By WILLIAM K. ALCORN
VINDICATOR HEALTH WRITER
YOUNGSTOWN -- The key to avoiding West Nile virus and other vector-borne diseases is eliminating the standing, stagnant water that mosquitoes, which transmit the diseases to humans and other animals, need for reproduction.
Think beyond the bird bath, Robert Restifo, chief of the vector-borne disease program for the Ohio Department of Health, advises property owners.
Any place that holds water is a potential breeding place for mosquitoes, added George Finnerty, who conducts the Youngstown City Health Department's mosquito control program.
Old foundations, holes in trees, old tires, containers, tarpaulins, plastic, gutters, wading pools and low-lying areas that retain water, and swimming pools that are not maintained are prime breeding sites, Finnerty said.
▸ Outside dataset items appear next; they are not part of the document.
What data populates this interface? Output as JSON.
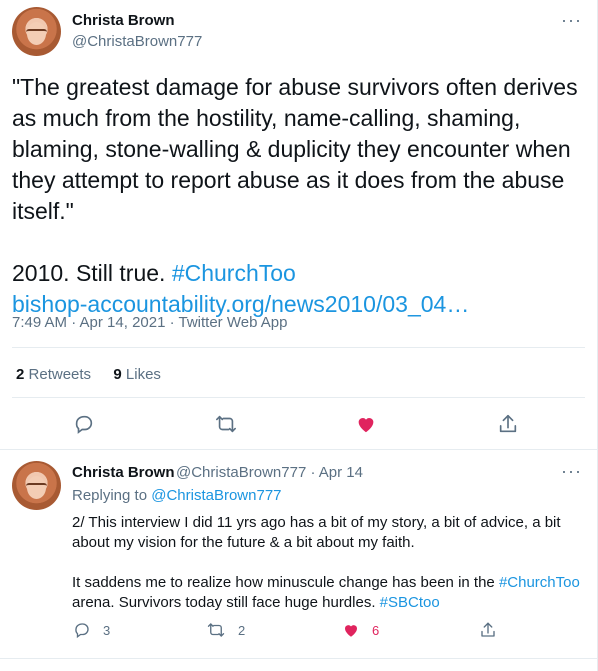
{
  "main_tweet": {
    "author_name": "Christa Brown",
    "author_handle": "@ChristaBrown777",
    "text_quote": "\"The greatest damage for abuse survivors often derives as much from the hostility, name-calling, shaming, blaming, stone-walling & duplicity they encounter when they attempt to report abuse as it does from the abuse itself.\"",
    "text_line2_prefix": "2010. Still true. ",
    "hashtag": "#ChurchToo",
    "link": "bishop-accountability.org/news2010/03_04…",
    "timestamp": "7:49 AM · Apr 14, 2021 · Twitter Web App",
    "retweets_count": "2",
    "retweets_label": "Retweets",
    "likes_count": "9",
    "likes_label": "Likes"
  },
  "reply_tweet": {
    "author_name": "Christa Brown",
    "author_handle_date": "@ChristaBrown777 · Apr 14",
    "replying_label": "Replying to ",
    "replying_handle": "@ChristaBrown777",
    "text_p1": "2/ This interview I did 11 yrs ago has a bit of my story, a bit of advice, a bit about my vision for the future & a bit about my faith.",
    "text_p2_prefix": "It saddens me to realize how minuscule change has been in the ",
    "text_p2_hashtag": "#ChurchToo",
    "text_p2_mid": " arena. Survivors today still face huge hurdles. ",
    "text_p2_hashtag2": "#SBCtoo",
    "reply_count": "3",
    "retweet_count": "2",
    "like_count": "6"
  },
  "icons": [
    "more-icon",
    "reply-icon",
    "retweet-icon",
    "like-icon",
    "share-icon"
  ],
  "colors": {
    "link": "#1b95e0",
    "like": "#e0245e",
    "muted": "#5b7083"
  }
}
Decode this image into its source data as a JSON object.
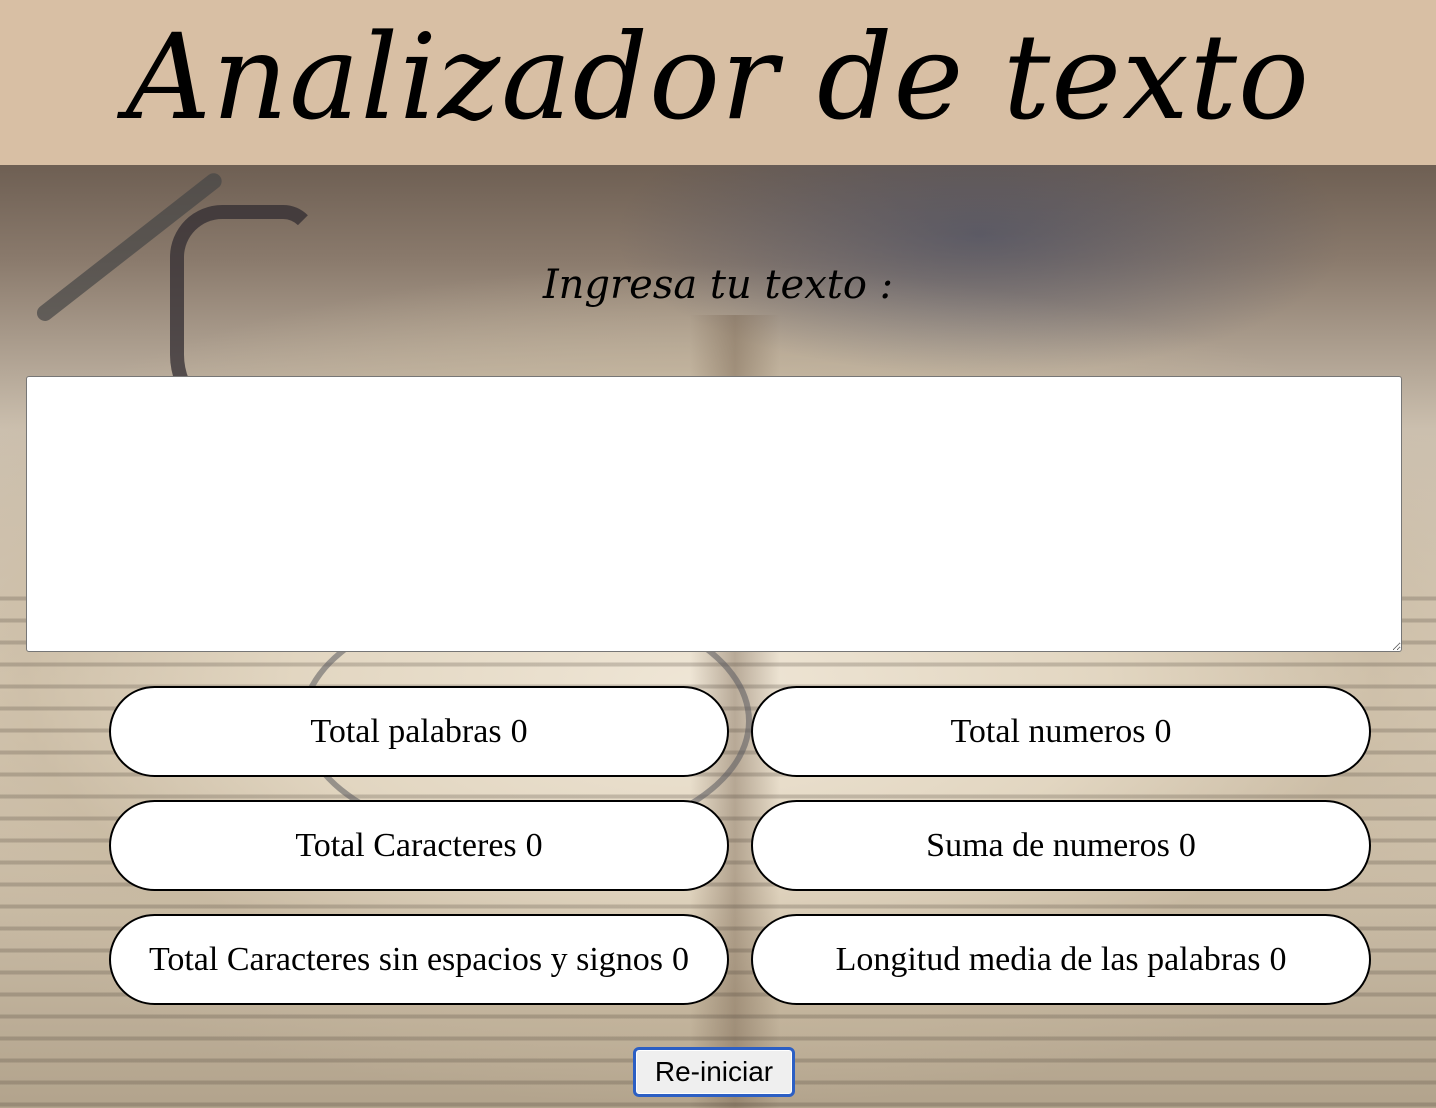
{
  "header": {
    "title": "Analizador de texto",
    "background_color": "#d8bfa4"
  },
  "input": {
    "label": "Ingresa tu texto :",
    "value": "",
    "placeholder": ""
  },
  "stats": {
    "total_palabras": {
      "label": "Total palabras",
      "value": "0"
    },
    "total_numeros": {
      "label": "Total numeros",
      "value": "0"
    },
    "total_caracteres": {
      "label": "Total Caracteres",
      "value": "0"
    },
    "suma_numeros": {
      "label": "Suma de numeros",
      "value": "0"
    },
    "caracteres_sin_espacios": {
      "label": "Total Caracteres sin espacios y signos",
      "value": "0"
    },
    "longitud_media": {
      "label": "Longitud media de las palabras",
      "value": "0"
    }
  },
  "actions": {
    "reset_label": "Re-iniciar",
    "reset_border_color": "#2c5fc4"
  },
  "background": {
    "image": "open-book-with-glasses-photo"
  }
}
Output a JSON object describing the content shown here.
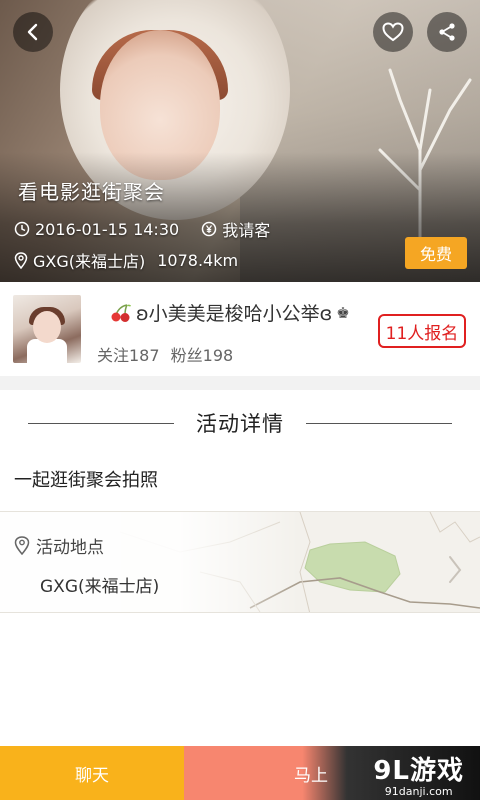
{
  "hero": {
    "title": "看电影逛街聚会",
    "datetime": "2016-01-15 14:30",
    "payment": "我请客",
    "venue": "GXG(来福士店)",
    "distance": "1078.4km",
    "price_badge": "免费"
  },
  "host": {
    "name": "ʚ小美美是梭哈小公举ɞ",
    "following": "关注187",
    "fans": "粉丝198",
    "signup_count": "11人报名"
  },
  "details": {
    "section_title": "活动详情",
    "description": "一起逛街聚会拍照",
    "location_label": "活动地点",
    "location_address": "GXG(来福士店)"
  },
  "bottom_bar": {
    "chat_label": "聊天",
    "join_label": "马上",
    "watermark_brand": "9L游戏",
    "watermark_site": "91danji.com"
  },
  "icons": {
    "back": "back-arrow-icon",
    "favorite": "heart-icon",
    "share": "share-icon",
    "time": "clock-icon",
    "payment": "yuan-icon",
    "location": "location-pin-icon"
  },
  "colors": {
    "accent_orange": "#F5A623",
    "chat_button": "#F9B21B",
    "join_button": "#F7866F",
    "signup_red": "#E02020"
  }
}
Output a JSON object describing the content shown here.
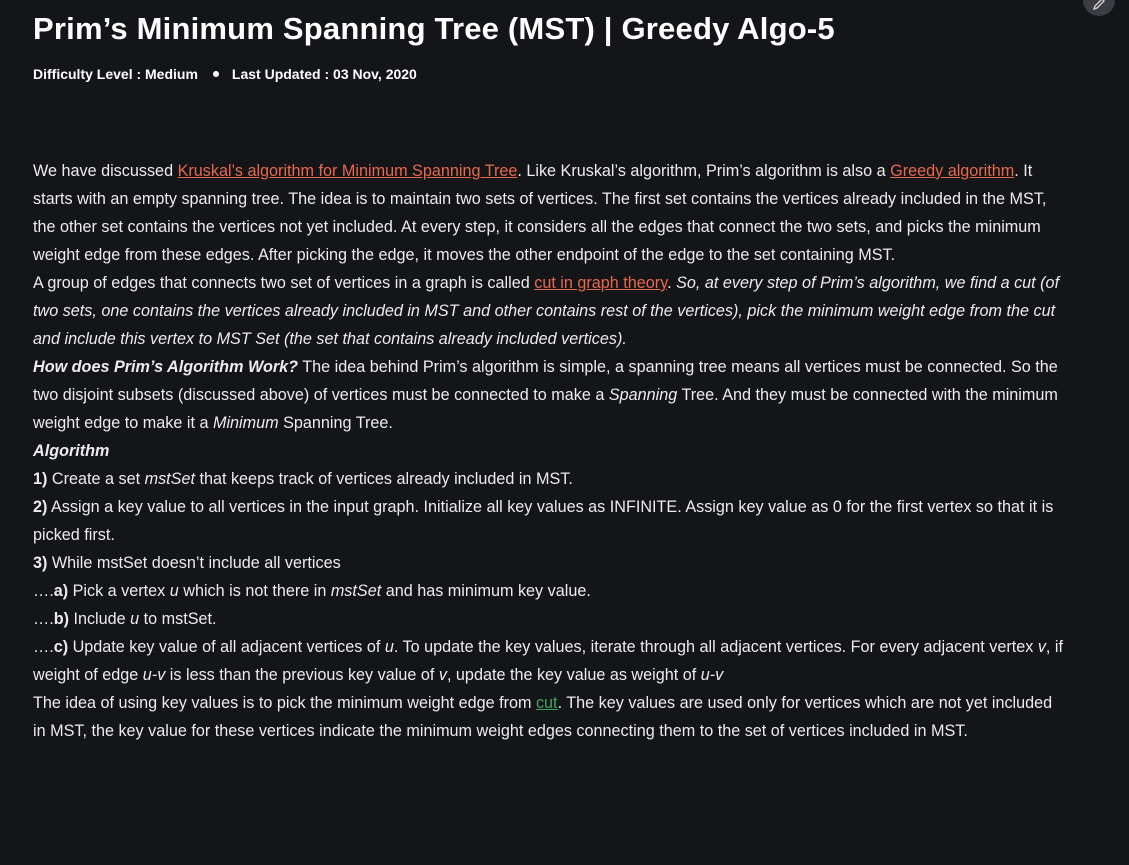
{
  "title": "Prim’s Minimum Spanning Tree (MST) | Greedy Algo-5",
  "meta": {
    "difficulty": "Difficulty Level : Medium",
    "updated": "Last Updated : 03 Nov, 2020"
  },
  "colors": {
    "background": "#141519",
    "link": "#e8684a",
    "link_alt": "#3da55d",
    "text": "#ececec"
  },
  "icons": {
    "fab": "pencil-icon"
  },
  "p1": {
    "t1": "We have discussed ",
    "link1": "Kruskal’s algorithm for Minimum Spanning Tree",
    "t2": ". Like Kruskal’s algorithm, Prim’s algorithm is also a ",
    "link2": "Greedy algorithm",
    "t3": ". It starts with an empty spanning tree. The idea is to maintain two sets of vertices. The first set contains the vertices already included in the MST, the other set contains the vertices not yet included. At every step, it considers all the edges that connect the two sets, and picks the minimum weight edge from these edges. After picking the edge, it moves the other endpoint of the edge to the set containing MST."
  },
  "p2": {
    "t1": "A group of edges that connects two set of vertices in a graph is called ",
    "link": "cut in graph theory",
    "t2": ". ",
    "em": "So, at every step of Prim’s algorithm, we find a cut (of two sets, one contains the vertices already included in MST and other contains rest of the vertices), pick the minimum weight edge from the cut and include this vertex to MST Set (the set that contains already included vertices)."
  },
  "p3": {
    "heading": "How does Prim’s Algorithm Work?",
    "t1": " The idea behind Prim’s algorithm is simple, a spanning tree means all vertices must be connected. So the two disjoint subsets (discussed above) of vertices must be connected to make a ",
    "em1": "Spanning",
    "t2": " Tree. And they must be connected with the minimum weight edge to make it a ",
    "em2": "Minimum",
    "t3": " Spanning Tree."
  },
  "algo": {
    "heading": "Algorithm",
    "s1_num": "1)",
    "s1_t1": " Create a set ",
    "s1_em": "mstSet",
    "s1_t2": " that keeps track of vertices already included in MST.",
    "s2_num": "2)",
    "s2_t": " Assign a key value to all vertices in the input graph. Initialize all key values as INFINITE. Assign key value as 0 for the first vertex so that it is picked first.",
    "s3_num": "3)",
    "s3_t": " While mstSet doesn’t include all vertices",
    "a_prefix": "….",
    "a_num": "a)",
    "a_t1": " Pick a vertex ",
    "a_em1": "u",
    "a_t2": " which is not there in ",
    "a_em2": "mstSet",
    "a_t3": " and has minimum key value.",
    "b_prefix": "….",
    "b_num": "b)",
    "b_t1": " Include ",
    "b_em": "u",
    "b_t2": " to mstSet.",
    "c_prefix": "….",
    "c_num": "c)",
    "c_t1": " Update key value of all adjacent vertices of ",
    "c_em1": "u",
    "c_t2": ". To update the key values, iterate through all adjacent vertices. For every adjacent vertex ",
    "c_em2": "v",
    "c_t3": ", if weight of edge ",
    "c_em3": "u-v",
    "c_t4": " is less than the previous key value of ",
    "c_em4": "v",
    "c_t5": ", update the key value as weight of ",
    "c_em5": "u-v"
  },
  "p4": {
    "t1": "The idea of using key values is to pick the minimum weight edge from ",
    "link": "cut",
    "t2": ". The key values are used only for vertices which are not yet included in MST, the key value for these vertices indicate the minimum weight edges connecting them to the set of vertices included in MST."
  }
}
"You'd be surprised at the number of abandoned pools in the city," Finnerty said.
Finding new spots
Finnerty has been the city's mosquito control specialist for many years and knows most of the swampy low-lying areas, cisterns, and catch basins where mosquitoes breed. But he continually is finding new spots.
Within the last few days, he said, he discovered a stream that he was not aware of running behind about a dozen homes on the city's West Side and he threw a larvicide into it.
He uses Altocid, a product that dissolves over a period of 30 to 150 days, depending on size of the pellet, and is not harmful to humans or other animals. It puts a film on the water that prevents mosquito larvae from breathing and becoming adult mosquitoes.
Finnerty said there are literally hundreds of acres in the city, not including Mill Creek Park, that are wooded and vacant and have low areas that mosquitoes like. He said the city's 2nd and 5th wards have the heaviest concentrations of standing water.
Finnerty said male mosquitoes pollinate but do not bite. It is the female mosquito that bites and spreads disease. When they become adults, they first seek a nectar meal, then they bite a human or other animal to obtain protein needed to lay eggs.
Control program
The larvicide part of the city's mosquito control program is conducted in April, May and June.
When mosquito traps spread around the city in June, July and August attract unusually high numbers of mosquitoes or ones that test positive for West Niles virus, he sprays the area and then sets more traps to determine how successful the spraying was.
Finnerty believes the program is effective, and praised city council for continuing to fund it.
"The lack of complaints tells me what I'm doing does some good," he said.
Other diseases spread by mosquitoes include St. Louis, La Crosse and Easter Equine encephalitis in humans, and heartworm in dogs, Finnerty said.
County official
People need to take personal responsibility for their safety, said Rick Setty, environmental director of the Mahoning County Health Department.
Setty said the county health department does not need to know about single dead birds, but does want residents to let them know if there are major bird die-offs, or if there is a large swamp area that is producing large numbers of mosquitoes.
The county health department does not have a plan for mosquito control, but is in the process of developing a plan for an integrated program in case it becomes necessary.
Setty said two student interns from Youngstown State University's environmental studies program will conduct a countywide mosquito breeding area survey for the department this summer.